Distance Measures

How to Determine the Best Matches?

How do we define “closeness” between observaitons is the foundation of matching. The choice of distance metric determines which treated and control units are considered similar enough to compare. This leads to the sample selection to estimate causal effects across treatment assignment.
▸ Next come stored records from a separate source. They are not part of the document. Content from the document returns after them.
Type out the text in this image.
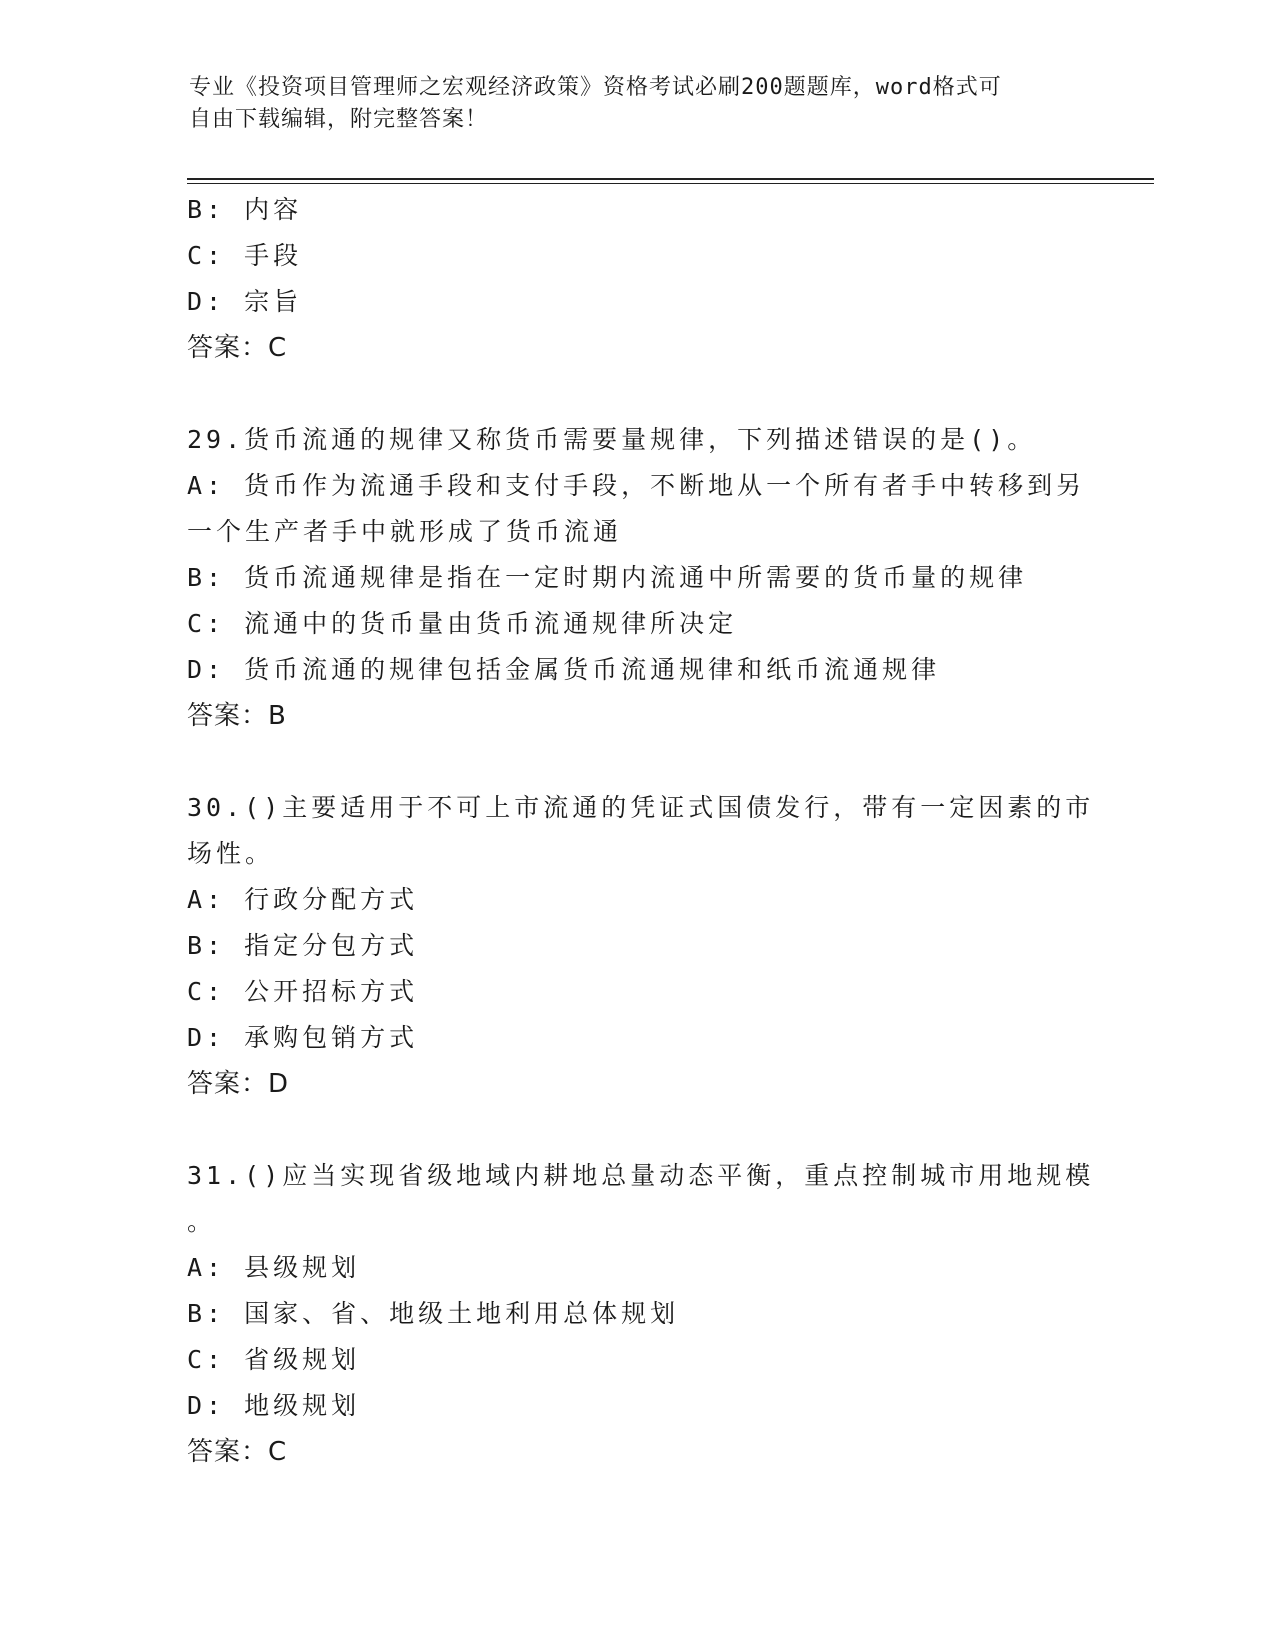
专业《投资项目管理师之宏观经济政策》资格考试必刷200题题库，word格式可
自由下载编辑，附完整答案！
B: 内容
C: 手段
D: 宗旨
答案：C
29.货币流通的规律又称货币需要量规律，下列描述错误的是()。
A: 货币作为流通手段和支付手段，不断地从一个所有者手中转移到另
一个生产者手中就形成了货币流通
B: 货币流通规律是指在一定时期内流通中所需要的货币量的规律
C: 流通中的货币量由货币流通规律所决定
D: 货币流通的规律包括金属货币流通规律和纸币流通规律
答案：B
30.()主要适用于不可上市流通的凭证式国债发行，带有一定因素的市
场性。
A: 行政分配方式
B: 指定分包方式
C: 公开招标方式
D: 承购包销方式
答案：D
31.()应当实现省级地域内耕地总量动态平衡，重点控制城市用地规模
。
A: 县级规划
B: 国家、省、地级土地利用总体规划
C: 省级规划
D: 地级规划
答案：C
For the following distance measures, recognize that the best design are those that best represent perfect stratificaiton of treatment assignment on observable characteristics (and by assumption unobservable characteristics).

Covariate Selection

Before selecting a distance measure, determine which covariates to include:

Include:

  • All variables related to both treatment assignment and outcomes (confounders)
  • Pre-treatment characteristics only
  • As many relevant covariates as feasible

Exclude:

  • Post-treatment variables (mediators, colliders)
  • Variables affected by treatment
  • Pure instrumental variables (increases variance without reducing bias)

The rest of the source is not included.